I think this is a mistake because even if your child is not ready to manage a bank account they still need one. Call it insurance or planning ahead but if they are ever to have any degree of independence they will need a bank account. The reason I’m thinking about this just now is that my daughter is transitioning from Disability Living Allowance to Personal Independence Payments in the UK. In short, she’s moving from one type of benefit that was paid directly to us to a benefit that will be paid directly to her so she needs her own bank account.
Also as she gets older, over 16 years in the UK, the need for her to have a bank account and separate financial identity will grow. In the not too distant future, she will be issued with a National Insurance Number and a Unique Tax Reference Number (the equivalent to a tax file number or IRS number in some countries). These will be linked to her taxable income, and she will need a bank account if she receives any government benefits.
She will also need a bank account when she gains employment – yes I am an optimist and I am holding out for her to do proper paid employment. Salaries are nearly always paid directly in to bank accounts. She will need a bank account to access her money, as well as pay for her living expenses.
So let’s start this process now. Let’s get ready for adult life. Let’s make sure our children have their own bank accounts before they reach 16. The process isn’t hard, and in many cases it can be done online, but for us it was a quick visit to a local bank.
Since then we have discovered other benefits to her having a bank account with a card. She has seen, like most children she is always more observant than we give her credit for, how adults use cards to pay for things. She has seen her big sister use her card. And now, because she too has a card, she feels more grown up as she pays contactless for purchases she wants. Of course, we still need to help her with deciding if something is really essential but she is beginning to understand the idea if she spends on one thing that limits what she can buy another day.

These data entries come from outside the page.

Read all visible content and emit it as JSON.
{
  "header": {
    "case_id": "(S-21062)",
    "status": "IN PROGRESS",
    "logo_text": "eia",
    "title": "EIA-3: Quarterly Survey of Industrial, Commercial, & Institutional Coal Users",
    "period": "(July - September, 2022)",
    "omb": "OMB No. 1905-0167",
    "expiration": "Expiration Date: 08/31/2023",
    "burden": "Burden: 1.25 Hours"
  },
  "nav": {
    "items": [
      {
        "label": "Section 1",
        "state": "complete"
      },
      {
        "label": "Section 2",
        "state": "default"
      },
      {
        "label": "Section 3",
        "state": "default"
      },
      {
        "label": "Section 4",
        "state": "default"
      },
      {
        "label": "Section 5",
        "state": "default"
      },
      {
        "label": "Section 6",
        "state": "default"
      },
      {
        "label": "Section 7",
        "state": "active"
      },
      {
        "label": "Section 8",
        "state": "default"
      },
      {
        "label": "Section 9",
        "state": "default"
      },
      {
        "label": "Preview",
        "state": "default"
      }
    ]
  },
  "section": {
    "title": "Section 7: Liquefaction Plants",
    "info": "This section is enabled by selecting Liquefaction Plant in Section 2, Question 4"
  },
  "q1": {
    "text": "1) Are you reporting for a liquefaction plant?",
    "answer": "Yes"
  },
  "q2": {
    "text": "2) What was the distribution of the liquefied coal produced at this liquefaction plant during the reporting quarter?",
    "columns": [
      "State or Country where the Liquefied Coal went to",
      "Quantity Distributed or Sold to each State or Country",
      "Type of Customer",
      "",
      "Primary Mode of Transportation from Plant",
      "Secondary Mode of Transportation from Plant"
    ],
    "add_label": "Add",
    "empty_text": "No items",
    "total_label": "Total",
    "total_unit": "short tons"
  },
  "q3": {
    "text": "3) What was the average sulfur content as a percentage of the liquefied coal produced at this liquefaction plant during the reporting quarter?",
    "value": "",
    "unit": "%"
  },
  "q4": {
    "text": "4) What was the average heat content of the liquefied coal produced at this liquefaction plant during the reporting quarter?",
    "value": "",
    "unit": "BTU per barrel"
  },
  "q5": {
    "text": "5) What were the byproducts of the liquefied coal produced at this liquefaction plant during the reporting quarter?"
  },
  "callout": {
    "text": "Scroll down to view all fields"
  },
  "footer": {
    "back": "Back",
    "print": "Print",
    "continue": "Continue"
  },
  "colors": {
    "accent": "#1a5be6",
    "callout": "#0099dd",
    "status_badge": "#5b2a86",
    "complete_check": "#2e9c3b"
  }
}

Sometimes if she forgets her card and wants to buy something, she will ask us to pay and then transfer the money back to one of us via the banking app. This, very slowly, is teaching her how to use her bank account in a way we would expect her to use it when she gets older and has to pay bills.
Opening a bank account, I think, is helping my daughter to become more mature. At the moment it is the access point to small purchases, but in time it will be vital for her to live independently from us. A bank account is a necessity for her future without us.